Al Franken, self-proclaimed “Giant of the Senate,” took to
that august body’s floor on March 6th of this year to chastise
Republicans in general- and President Donald Trump in particular- on the evils
of sexual harassment: “According to the Equal Employment Opportunity
Commission, at least 25 percent of American women say they have experienced
sexual harassment in the workplace. And recent high-profile revelations about
abuse — for example, former Fox News chairman Roger Ailes’ abuse of his
employees, as well as the allegations of sex bias at Kay and Sterling Jewelers
— demonstrate that we are far from addressing this issue on a broader scale. So,
I urge my Republican colleagues to reconsider their support for this
resolution. I urge them to not force vulnerable women who have been wronged
into the dark and into forced arbitration.”
And,
just last month, Abby Honold, the Twin Cities woman who helped Senator Franken
draft a new bill to aid victims of sexual assault, stood side-by-side with the
former comedian at a press conference announcing the bill. Honold, 22, was
raped by Daniel Drill-Mellum, who was once an intern for Franken, one reason
why she first approached the Senator’s office.
After
the allegations of sexual harassment against Franken were recently leveled, she
is now hoping someone else will champion the legislation.
In
2006, Leeann Tweeden, a television host and sports broadcaster, was on her
ninth USO tour to entertain our troops. Then comedian Al Franken was Also on
the tour. Tweeden alleges he wrote a skit in which he directed Tweeden to kiss
him, and repeatedly asked her to rehearse the bit. Tweeden demurred, but claims
Franken came at her anyway, “put his hand on the back of my head, mashed his
lips against mine and aggressively stuck his tongue in my mouth.” She says she
made sure she was never alone with Franken for the rest of the tour, but that,
“The tour wrapped and on Christmas Eve
we began the 36-hour trip home to L.A. After 2 weeks of grueling travel
and performing I was exhausted. When our C-17 cargo plane took off from
Afghanistan I immediately fell asleep, even though I was still wearing my flak
vest and Kevlar helmet.”
It was at this point that the
then-comedian and now-Senator from Minnesota was photographed cupping her breasts
with his hands, head swiveled towards the camera, goofy grin on his face. When
Tweeden finally saw the picture, she purportedly thought: “How dare anyone grab
my breasts like this and think it’s funny?”
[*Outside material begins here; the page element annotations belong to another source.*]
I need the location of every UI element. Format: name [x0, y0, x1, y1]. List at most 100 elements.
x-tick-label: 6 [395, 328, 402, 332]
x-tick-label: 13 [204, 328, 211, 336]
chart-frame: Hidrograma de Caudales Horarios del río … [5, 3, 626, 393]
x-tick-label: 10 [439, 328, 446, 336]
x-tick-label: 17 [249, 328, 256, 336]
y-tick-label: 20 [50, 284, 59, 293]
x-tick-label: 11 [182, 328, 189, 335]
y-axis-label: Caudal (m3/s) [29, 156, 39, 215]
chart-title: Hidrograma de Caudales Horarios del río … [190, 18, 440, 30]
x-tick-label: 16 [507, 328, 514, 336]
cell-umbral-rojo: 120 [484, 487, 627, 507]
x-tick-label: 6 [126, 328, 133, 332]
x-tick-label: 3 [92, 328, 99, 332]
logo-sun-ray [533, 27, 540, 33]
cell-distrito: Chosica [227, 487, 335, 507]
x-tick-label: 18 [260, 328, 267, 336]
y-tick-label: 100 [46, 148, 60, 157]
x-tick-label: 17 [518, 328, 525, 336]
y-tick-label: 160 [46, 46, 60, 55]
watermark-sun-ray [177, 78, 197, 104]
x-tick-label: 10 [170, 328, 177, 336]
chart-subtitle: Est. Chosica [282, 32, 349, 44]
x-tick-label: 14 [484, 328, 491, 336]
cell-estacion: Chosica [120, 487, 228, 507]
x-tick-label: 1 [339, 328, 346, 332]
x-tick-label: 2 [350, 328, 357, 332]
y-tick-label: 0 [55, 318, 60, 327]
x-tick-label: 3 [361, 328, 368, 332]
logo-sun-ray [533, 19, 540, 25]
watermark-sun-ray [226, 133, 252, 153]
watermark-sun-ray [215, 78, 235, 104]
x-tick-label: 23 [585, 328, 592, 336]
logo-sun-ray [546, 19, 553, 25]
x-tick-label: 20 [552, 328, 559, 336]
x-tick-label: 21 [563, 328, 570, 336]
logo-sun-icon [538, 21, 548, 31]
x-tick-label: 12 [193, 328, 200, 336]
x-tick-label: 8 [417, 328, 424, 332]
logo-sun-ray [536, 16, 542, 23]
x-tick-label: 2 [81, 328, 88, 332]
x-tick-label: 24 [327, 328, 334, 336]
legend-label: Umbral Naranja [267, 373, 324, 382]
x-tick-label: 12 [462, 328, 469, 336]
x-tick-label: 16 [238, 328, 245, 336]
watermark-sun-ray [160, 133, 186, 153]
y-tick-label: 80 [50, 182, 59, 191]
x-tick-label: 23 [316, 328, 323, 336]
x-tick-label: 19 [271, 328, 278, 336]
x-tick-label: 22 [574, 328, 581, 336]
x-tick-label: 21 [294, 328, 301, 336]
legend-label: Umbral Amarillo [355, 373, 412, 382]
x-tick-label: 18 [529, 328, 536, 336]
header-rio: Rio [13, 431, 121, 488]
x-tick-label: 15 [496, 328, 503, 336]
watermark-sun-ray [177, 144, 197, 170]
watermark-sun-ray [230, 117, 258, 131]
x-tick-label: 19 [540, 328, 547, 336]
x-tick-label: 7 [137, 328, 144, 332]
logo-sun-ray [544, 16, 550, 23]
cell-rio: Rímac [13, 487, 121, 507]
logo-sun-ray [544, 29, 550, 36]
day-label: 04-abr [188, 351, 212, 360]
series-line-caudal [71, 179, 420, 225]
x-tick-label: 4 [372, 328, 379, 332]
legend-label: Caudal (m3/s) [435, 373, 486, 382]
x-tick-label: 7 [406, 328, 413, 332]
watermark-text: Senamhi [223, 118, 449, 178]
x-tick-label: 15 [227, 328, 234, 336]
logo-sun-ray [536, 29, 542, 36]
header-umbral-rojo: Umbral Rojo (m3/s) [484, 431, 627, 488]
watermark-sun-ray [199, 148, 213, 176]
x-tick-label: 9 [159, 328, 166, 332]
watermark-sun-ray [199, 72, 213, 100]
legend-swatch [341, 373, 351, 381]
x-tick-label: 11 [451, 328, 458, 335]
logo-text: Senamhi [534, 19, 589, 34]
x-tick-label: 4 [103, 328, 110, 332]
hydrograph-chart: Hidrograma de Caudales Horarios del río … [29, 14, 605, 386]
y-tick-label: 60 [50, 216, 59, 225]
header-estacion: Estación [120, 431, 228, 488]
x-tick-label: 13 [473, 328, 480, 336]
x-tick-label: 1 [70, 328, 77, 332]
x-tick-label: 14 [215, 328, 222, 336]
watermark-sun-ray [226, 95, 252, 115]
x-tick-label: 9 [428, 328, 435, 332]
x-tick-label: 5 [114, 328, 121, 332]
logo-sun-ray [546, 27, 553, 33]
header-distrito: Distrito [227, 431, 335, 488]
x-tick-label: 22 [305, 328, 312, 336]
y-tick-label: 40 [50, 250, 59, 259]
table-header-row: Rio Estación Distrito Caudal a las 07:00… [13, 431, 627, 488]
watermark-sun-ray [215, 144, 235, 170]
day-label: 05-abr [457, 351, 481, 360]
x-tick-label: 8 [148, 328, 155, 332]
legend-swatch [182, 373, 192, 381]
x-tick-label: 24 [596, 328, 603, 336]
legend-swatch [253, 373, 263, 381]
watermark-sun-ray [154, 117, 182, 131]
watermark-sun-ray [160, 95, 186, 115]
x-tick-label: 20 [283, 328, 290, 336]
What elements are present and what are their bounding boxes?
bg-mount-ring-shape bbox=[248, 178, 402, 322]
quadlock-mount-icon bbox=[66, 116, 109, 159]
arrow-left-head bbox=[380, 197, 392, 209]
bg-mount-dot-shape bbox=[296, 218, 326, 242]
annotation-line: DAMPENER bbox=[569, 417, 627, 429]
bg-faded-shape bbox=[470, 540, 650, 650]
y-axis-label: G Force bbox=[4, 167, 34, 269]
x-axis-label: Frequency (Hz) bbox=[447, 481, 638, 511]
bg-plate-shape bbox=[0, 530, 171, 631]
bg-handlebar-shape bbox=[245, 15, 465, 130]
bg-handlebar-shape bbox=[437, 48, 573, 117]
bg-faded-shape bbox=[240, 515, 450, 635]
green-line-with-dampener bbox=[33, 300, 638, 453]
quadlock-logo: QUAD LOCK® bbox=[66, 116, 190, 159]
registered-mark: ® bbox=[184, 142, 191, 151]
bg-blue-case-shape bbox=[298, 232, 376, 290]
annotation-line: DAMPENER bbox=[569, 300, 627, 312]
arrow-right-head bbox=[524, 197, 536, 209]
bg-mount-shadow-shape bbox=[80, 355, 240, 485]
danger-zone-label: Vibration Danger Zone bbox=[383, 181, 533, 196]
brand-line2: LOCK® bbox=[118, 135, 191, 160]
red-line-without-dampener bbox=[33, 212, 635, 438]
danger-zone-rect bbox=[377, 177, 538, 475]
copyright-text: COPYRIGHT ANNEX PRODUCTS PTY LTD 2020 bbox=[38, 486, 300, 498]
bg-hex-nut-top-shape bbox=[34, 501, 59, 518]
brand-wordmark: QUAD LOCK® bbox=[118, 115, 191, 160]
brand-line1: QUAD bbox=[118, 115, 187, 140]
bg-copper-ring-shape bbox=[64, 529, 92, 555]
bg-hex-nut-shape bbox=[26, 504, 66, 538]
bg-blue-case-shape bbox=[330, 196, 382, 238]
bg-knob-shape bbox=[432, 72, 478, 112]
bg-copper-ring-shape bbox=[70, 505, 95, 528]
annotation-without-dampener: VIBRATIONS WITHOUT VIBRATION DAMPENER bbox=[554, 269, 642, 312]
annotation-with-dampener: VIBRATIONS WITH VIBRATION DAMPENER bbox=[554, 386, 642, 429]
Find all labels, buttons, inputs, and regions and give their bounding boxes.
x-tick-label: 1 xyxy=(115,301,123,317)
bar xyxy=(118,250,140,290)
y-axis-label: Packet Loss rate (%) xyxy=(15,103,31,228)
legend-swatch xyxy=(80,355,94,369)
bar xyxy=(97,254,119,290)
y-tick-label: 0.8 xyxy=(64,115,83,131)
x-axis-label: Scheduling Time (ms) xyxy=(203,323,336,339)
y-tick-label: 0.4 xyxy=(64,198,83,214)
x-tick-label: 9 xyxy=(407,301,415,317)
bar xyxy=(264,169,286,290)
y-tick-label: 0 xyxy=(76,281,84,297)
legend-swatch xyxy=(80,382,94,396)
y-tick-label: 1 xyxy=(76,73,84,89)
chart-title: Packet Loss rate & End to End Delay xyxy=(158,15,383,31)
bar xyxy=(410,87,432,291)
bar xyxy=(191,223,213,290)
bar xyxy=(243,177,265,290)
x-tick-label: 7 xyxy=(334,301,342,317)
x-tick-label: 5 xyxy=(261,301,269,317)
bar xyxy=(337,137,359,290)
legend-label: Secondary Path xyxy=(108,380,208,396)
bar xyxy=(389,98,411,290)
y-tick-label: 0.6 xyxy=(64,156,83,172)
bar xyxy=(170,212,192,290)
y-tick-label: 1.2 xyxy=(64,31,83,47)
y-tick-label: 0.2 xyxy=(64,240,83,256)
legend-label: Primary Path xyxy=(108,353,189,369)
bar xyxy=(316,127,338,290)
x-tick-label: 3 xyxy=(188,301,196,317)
Franken explained that some
things he thought were funny when he was a comedian by trade he no longer
thinks are funny now that he is in Congress. Which doesn’t explain why he
tackled a Howard Dean protester, slamming him to the ground, in 2004.
Fortunately for Franken, MSNBC,
the same network that thought President Trump should be impeached for
remarking, as a private citizen who had never been involved in politics at that
point, that he could theoretically grab women’s crotches with impunity, took a
much more sanguine view of Franken’s actual sexual harassment. That network’s
Kasie Hunt described Franken’s actions thusly: “[Franken] took a picture, which
his office now says was a joke, that showed him potentially—not actually
groping—but mock-groping her while she was asleep.”
Well, isn’t that special.
Stuart Smalley? “I’m good enough,
I’m smart enough…and, gosh darn it, women like me…to fondle them.”